Wednesday, September 4, 2013

I Can Can Can!!!

The past two weeks have been filled with harvesting yummy veggies, making tasty salsas and canning them until I have nothing left! I have canned 3 and a half cases. Mostly salsa but also some pickles and peach butter! I made three different types of salsa. Two from the book... and the third and peach and tomato salsa from a fellow blogger, Heather of A Handmade Life.

Tomato Peach Salsa


3 1/2 pounds ripe, Roma tomatoes (blanch, peel, and chop)
1 1/2 pounds peaches  (peeled and chopped)
3 large bell type peppers
several hot type peppers (maybe 6 jalapeno type then add more depending on your taste)
1-2 large onions
fresh crushed garlic (1 head is nice but can use less)
1 small can tomato paste
3/4 cup white vinegar
1 tbsp coarse salt
2 tsp paprika (optional)

Put all ingredients in large pot.  Bring to boil uncovered and then turn down heat and simmer for 1 hour.  Keep an eye on it and stir every so often otherwise it can burn on the bottom as it thickens.  Then process in sterilized canning jars.  I use the hot water bath method and process 10 minutes for pint jars.

The recipes that I used for the other two salsas came from the book Small Batch Preserving by Ellie Topp and Margaret Howard.



Basic Chucky Tomato Salsa 

pg. 188

4 medium tomatoes

1 medium onion, finely chopped
1/2 sweet green pepper, chopped
1-4 jalapeno peppers, halved, seeded and chopped
3 cloves garlic, minced
1/2 C tomato sauce
1/2 C red wine vinegar
1/2 C chopped fresh parsley
2 tsp granulated sugar
1/2 tsp pickling salt
1/2 tsp ground cumin
1. Combine tomatoes, onion, green pepper, jalapeno peppers, garlic, tomato sauce, vinegar, parsley, sugar, salt and cumin in a medium stainless steel or enamel saucepan. Bring to a boil over high heat, reduce heat and boil gently, uncovered for 25 minutes or until desired consistency, stirring frequently.

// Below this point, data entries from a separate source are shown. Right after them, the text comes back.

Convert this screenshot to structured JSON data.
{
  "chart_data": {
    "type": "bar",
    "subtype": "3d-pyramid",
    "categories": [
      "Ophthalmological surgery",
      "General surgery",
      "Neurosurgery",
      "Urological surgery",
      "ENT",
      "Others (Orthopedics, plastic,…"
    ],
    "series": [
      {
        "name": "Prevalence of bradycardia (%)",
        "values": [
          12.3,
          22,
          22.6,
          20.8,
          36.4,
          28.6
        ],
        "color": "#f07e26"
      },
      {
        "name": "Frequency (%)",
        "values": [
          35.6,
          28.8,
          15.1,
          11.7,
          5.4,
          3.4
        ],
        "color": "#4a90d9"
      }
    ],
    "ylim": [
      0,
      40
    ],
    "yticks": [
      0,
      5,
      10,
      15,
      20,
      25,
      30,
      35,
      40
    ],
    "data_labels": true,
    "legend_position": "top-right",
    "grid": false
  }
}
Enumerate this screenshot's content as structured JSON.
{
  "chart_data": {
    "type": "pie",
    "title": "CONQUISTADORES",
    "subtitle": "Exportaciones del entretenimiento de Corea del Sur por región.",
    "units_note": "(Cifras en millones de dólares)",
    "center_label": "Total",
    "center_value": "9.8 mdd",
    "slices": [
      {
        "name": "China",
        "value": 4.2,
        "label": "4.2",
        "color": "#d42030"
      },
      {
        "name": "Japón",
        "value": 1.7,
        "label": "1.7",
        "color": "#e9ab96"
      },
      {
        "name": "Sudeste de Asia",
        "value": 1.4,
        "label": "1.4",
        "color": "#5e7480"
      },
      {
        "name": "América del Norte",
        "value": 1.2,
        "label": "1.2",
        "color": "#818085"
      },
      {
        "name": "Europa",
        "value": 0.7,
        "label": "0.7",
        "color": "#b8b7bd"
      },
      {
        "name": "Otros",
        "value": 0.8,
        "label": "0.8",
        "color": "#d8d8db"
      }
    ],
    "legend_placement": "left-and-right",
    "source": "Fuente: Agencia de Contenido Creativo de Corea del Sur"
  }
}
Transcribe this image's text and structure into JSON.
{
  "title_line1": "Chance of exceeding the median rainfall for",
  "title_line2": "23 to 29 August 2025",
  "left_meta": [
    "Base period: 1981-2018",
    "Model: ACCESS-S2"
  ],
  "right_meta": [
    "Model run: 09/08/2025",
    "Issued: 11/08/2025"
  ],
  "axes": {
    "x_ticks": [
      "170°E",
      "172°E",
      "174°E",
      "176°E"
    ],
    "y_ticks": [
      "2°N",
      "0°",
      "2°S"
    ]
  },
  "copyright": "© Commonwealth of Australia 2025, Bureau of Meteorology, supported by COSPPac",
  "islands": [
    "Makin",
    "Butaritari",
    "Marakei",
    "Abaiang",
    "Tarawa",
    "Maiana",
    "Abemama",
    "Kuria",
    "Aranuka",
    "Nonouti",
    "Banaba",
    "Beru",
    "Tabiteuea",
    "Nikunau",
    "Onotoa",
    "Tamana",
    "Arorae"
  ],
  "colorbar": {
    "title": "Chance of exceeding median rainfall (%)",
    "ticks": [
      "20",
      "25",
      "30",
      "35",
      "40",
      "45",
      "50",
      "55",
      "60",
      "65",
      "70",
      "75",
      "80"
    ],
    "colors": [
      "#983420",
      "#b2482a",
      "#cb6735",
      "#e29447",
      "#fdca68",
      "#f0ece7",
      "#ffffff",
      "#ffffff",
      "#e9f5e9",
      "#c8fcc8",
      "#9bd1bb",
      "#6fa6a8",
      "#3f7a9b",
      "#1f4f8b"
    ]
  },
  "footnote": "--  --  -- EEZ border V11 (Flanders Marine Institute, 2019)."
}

2. Remove hot jars from canner and ladle salsa into jars to within 1/2 inch of rim (head space). Process 20 minutes for half-pint and pint jars as directed on page 133 (Longer Time Processing Procedure).
Makes 2 1/2 cups.

I tripled this recipe and ended up making three stock pots worth! My husband LOVES it!





Peach Mint Salsa

pg.197

2 Cups chopped peaches
1/4 C finely chopped red onion
1/4 C finely chopped sweet green pepper
1 tbsp finely chopped jalapeno pepper
2 tbsp liquid honey
1/4 tsp pickling salt
grated rind and juice of one lime
2 tbsp finely chopped fresh mint

1. Combine peaches, onion, peppers, honey, salt, lime rind and juice in a medium stainless steel or enamel saucepan. Bring to a boil over high heat, reduce heat and boil gently, uncovered, for 5 minutes, stirring occasionally.


2. Stir in mint and cook for 1 minute.


3. Remove hot jars form canner and ladle salsa into jars to within 1/2 inch of rim (head space). Process 10 minutes for half-pint or pint jars as directed on page 133 (Longer Time Processing Procedure).


Makes 2 cups.

I quadrupled this batch and after letting it simmer for a bit, added some sugar as it was really tart.

I also used the recipe for making dill pickles and peach butter. I highly recommend this book for anyone looking to can any of their garden produce.